The characters are marginally better – but again, I wish the book followed the adventures of Rachel’s mother and Ms. Moore, living through them instead of being related to Rachel in long, boring monologues. This writing method didn’t allow anyone to truly gain dimension as a character, and even Rachel herself is a bit off – she’s supposed to be somewhere around 14 years old, but based on her reactions and mentality, it seems she seems more like someone in the 10-12 age group.
The writing is simplistic, and while the ideas in the book (the genesis of the Line, the concept of “Away” and the controlling nature of the government) sound great, they are never taken any further than that surface-grazing level.
There are a number of other failings with the book (the unimpressive, thinly veiled choice of replacement nouns – “Unified States” for the United States, “digims” for photographs, etc). And, well, I’m kind of out of things to say simply because I don’t really care. That’s it. Maybe this will work for readers looking for a brief, simplistic, exposition-laden dystopian novel. But given the sophisticated, exceptionally well-written YA dystopian books out there (The Hunger Games, Chaos Walking, etc, etc) – The Line is utterly insignificant and undeniably forgettable.

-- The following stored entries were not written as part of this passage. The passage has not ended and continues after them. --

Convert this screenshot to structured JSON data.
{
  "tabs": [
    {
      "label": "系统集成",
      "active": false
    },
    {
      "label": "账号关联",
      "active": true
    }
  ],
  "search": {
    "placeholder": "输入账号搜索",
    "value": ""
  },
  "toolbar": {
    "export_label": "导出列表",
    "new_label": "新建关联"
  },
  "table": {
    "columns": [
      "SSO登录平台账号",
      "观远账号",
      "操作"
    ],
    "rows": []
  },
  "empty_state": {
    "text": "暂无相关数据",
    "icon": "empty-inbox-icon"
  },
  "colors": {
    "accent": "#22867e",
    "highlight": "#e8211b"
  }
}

It seemed to Rachel that she had always lived on The Property, though this wasn’t true. Her mother, Vivian, said they moved there when she was three years old, but Rachel didn’t remember. To her, The Property was home. She felt as comfortable there as she did in her own skin. But she knew that for most people, The Property was too close to the section of the National Border Defense System known
as the Line.
The National Border Defense System enclosed the entire Unified States. The section called the Line was only a small part of it, but because of its history it was infamous, at least locally. Strange things were supposed to happen near the Line; dangerous things. Even though there hadn’t been a Crossing Storm in over forty years, people still thought of the Line as a bad place to be near. There were whispers about Away—the territory on the other side of the Line.
There were whispers about the Others.
To read the first chapter of The Line, go HERE.

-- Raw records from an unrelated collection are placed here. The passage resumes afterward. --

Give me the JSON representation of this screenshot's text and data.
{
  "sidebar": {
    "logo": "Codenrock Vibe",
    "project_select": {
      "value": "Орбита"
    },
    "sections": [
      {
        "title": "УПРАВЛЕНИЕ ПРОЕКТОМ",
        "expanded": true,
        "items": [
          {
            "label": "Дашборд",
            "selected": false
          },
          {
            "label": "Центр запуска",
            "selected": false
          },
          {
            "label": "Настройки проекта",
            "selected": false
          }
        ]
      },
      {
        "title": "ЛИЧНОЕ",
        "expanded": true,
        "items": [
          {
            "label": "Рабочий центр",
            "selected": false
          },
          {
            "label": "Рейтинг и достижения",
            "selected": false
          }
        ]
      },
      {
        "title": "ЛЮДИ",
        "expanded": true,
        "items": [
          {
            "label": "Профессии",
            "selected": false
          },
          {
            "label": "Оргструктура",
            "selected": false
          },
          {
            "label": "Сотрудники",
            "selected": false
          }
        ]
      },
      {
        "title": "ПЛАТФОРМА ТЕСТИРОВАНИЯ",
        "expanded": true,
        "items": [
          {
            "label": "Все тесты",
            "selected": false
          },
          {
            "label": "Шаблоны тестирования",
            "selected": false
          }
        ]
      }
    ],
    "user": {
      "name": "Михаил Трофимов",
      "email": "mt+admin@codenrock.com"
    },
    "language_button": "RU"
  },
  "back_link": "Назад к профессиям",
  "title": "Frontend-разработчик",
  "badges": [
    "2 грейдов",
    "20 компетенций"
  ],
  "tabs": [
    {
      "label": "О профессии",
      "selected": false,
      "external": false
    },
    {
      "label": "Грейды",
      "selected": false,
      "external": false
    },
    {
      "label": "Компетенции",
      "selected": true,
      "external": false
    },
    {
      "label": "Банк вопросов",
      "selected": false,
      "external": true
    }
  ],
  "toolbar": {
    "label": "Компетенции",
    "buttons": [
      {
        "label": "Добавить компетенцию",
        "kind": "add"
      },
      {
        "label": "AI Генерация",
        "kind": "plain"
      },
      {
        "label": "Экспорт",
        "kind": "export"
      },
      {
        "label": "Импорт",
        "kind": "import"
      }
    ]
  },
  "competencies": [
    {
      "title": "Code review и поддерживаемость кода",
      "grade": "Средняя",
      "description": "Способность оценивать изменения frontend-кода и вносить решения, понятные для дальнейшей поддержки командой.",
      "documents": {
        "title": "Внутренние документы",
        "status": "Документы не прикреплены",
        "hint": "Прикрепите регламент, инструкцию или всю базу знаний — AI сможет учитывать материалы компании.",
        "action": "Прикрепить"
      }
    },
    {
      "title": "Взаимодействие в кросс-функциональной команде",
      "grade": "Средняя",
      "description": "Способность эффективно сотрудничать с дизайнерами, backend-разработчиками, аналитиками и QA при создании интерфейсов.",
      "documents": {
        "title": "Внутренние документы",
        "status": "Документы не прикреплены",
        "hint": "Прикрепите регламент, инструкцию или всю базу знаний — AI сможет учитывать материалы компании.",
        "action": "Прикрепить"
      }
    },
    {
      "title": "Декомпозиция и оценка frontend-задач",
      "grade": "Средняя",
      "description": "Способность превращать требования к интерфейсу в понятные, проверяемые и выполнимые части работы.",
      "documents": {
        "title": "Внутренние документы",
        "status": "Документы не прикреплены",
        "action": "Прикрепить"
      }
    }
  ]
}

Additional Thoughts: If you’re a newbie to the dystopian YA genre, seriously, please check out these novels first:
Verdict: If you’re looking for a story rife with exposition; if you’re looking for characters content to tell a story rather than experiencing one; if you’re looking for compelling plot seeds that never come anywhere close to fruition; if you’re looking for a simplistic, bland dystopian Young Adult novel, look no further. The Line is for you.
If you want depth, sophistication, or a book that provides a wholly and truly immersive reading experience…well, look elsewhere.